Nigel Farage has slammed socialist French President Francois Hollande’s “desperate” bid for the revival of old plans for a ‘eurozone government’ as part of a plan to renew faith in the European project. Calling for further integration between member states as a response to the Greek crisis, Hollande said: “What threatens us is not an excess of Europe but a lack of it.”
The Express reports that UKIP leader Nigel Farage labelled the move intended to arrest the weakening of continental stability “an increasingly desperate attempt to hold together the crumbling ethos behind the eurozone.” He added:
“President Hollande, like so many of the Euro-Elite, has no imagination and no foresight. They look at error, and seeing it they wish, not to learn from it to repeat it, and repeat it even more forcefully.”
Opposition to the plan, the revival of an old one first proposed by the former European Commission chief and arch euro-federalist Jacques Delors, is not limited to UKIP. One of David Cameron’s own MEPs, Eastern England’s David Bannerman, had already given his own view tweeting that the plans were: “Clear evidence EU is leaving UK behind as EU member, never mind Brexit: Hollande calls for ‘Eurozone Parliament'”.
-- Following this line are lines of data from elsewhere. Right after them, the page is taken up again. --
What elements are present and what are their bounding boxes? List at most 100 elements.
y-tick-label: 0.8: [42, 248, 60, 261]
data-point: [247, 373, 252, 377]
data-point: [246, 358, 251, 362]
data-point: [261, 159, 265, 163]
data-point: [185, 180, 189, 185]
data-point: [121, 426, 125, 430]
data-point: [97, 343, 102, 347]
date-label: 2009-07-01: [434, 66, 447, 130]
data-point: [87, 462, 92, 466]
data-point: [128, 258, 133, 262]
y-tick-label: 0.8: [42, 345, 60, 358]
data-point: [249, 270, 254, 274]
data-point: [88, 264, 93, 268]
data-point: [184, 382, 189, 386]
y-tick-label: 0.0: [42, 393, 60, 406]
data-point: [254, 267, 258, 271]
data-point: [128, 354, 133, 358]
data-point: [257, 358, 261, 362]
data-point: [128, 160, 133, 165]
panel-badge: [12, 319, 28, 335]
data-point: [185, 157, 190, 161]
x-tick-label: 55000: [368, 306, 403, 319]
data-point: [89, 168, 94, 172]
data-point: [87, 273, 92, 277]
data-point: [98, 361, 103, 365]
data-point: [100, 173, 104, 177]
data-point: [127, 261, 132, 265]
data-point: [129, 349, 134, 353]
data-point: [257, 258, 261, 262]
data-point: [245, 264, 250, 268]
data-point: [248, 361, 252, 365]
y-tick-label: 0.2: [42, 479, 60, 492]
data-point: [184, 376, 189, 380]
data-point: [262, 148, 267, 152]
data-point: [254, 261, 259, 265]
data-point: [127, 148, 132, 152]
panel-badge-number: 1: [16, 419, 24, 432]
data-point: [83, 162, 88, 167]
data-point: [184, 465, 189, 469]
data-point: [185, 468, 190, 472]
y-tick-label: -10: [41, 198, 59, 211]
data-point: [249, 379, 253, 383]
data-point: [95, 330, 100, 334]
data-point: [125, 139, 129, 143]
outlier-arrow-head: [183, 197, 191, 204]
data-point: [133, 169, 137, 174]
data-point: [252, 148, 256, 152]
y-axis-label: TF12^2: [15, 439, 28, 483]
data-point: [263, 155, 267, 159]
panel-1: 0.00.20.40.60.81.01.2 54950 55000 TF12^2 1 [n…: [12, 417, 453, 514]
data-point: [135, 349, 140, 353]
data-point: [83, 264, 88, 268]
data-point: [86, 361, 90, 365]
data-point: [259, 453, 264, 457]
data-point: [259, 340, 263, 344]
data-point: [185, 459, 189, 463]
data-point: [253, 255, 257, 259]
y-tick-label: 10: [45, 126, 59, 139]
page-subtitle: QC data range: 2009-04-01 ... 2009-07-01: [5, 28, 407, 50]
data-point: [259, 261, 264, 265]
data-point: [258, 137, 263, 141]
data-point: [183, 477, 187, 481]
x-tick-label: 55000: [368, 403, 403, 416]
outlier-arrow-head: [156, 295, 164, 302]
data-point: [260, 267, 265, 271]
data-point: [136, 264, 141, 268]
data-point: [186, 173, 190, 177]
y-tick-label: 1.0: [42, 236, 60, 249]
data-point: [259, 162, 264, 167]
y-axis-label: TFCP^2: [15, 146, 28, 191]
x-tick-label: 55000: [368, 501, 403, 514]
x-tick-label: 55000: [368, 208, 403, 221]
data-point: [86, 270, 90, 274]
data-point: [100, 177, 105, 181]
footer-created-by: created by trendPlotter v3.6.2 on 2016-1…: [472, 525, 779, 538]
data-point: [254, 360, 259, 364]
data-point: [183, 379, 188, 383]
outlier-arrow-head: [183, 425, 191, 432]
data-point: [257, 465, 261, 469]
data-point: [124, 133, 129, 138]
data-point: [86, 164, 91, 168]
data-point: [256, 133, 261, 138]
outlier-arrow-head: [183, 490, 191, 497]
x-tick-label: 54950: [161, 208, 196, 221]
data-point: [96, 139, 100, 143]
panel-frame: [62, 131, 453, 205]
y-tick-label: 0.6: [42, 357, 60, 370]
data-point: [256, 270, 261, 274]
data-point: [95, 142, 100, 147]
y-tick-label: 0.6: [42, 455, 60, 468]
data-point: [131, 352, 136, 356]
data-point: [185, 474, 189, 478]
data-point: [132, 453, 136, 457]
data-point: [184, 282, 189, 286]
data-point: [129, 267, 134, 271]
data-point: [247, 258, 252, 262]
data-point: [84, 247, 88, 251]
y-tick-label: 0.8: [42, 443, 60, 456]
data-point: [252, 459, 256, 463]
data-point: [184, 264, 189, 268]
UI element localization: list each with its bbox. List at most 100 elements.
In addition to calling for a eurozone government with a “specific budget as well as a parliament to ensure its democratic control” Hollande also suggested greater fiscal ties between European nations saying they should “go further on economic governance.” The Daily Mail reports Hollande has previously called for the 19 eurozone member states to have a full-time president and harmonised tax system.
Developing the point further in his opinion piece published in French newspaper Le Journal du Dimanche, Hollande said this solution to protecting the faltering euro currency “calls for a strengthened organisation, an advance guard of the countries who will decide on it.”
He also dismissed eurosceptics as being “scared of the world, because they want divisions, walls and fences to return.”
Hollande’s eurozone government proposal was even attacked by his political opponent and probable candidate for the 2017 French presidential election, former president Nicolas Sarkozy. He called for greater cooperation as opposed to actual integration summing up his view: “I do not think we need one more parliament.”
Despite the mixed reaction in his own country, Hollande can count on the support of David Cameron. The Independent reports that in May, just after re-election as Prime Minister, Cameron told Hollande he had “no objection to” and even “supported” the idea of greater economic integration for eurozone countries.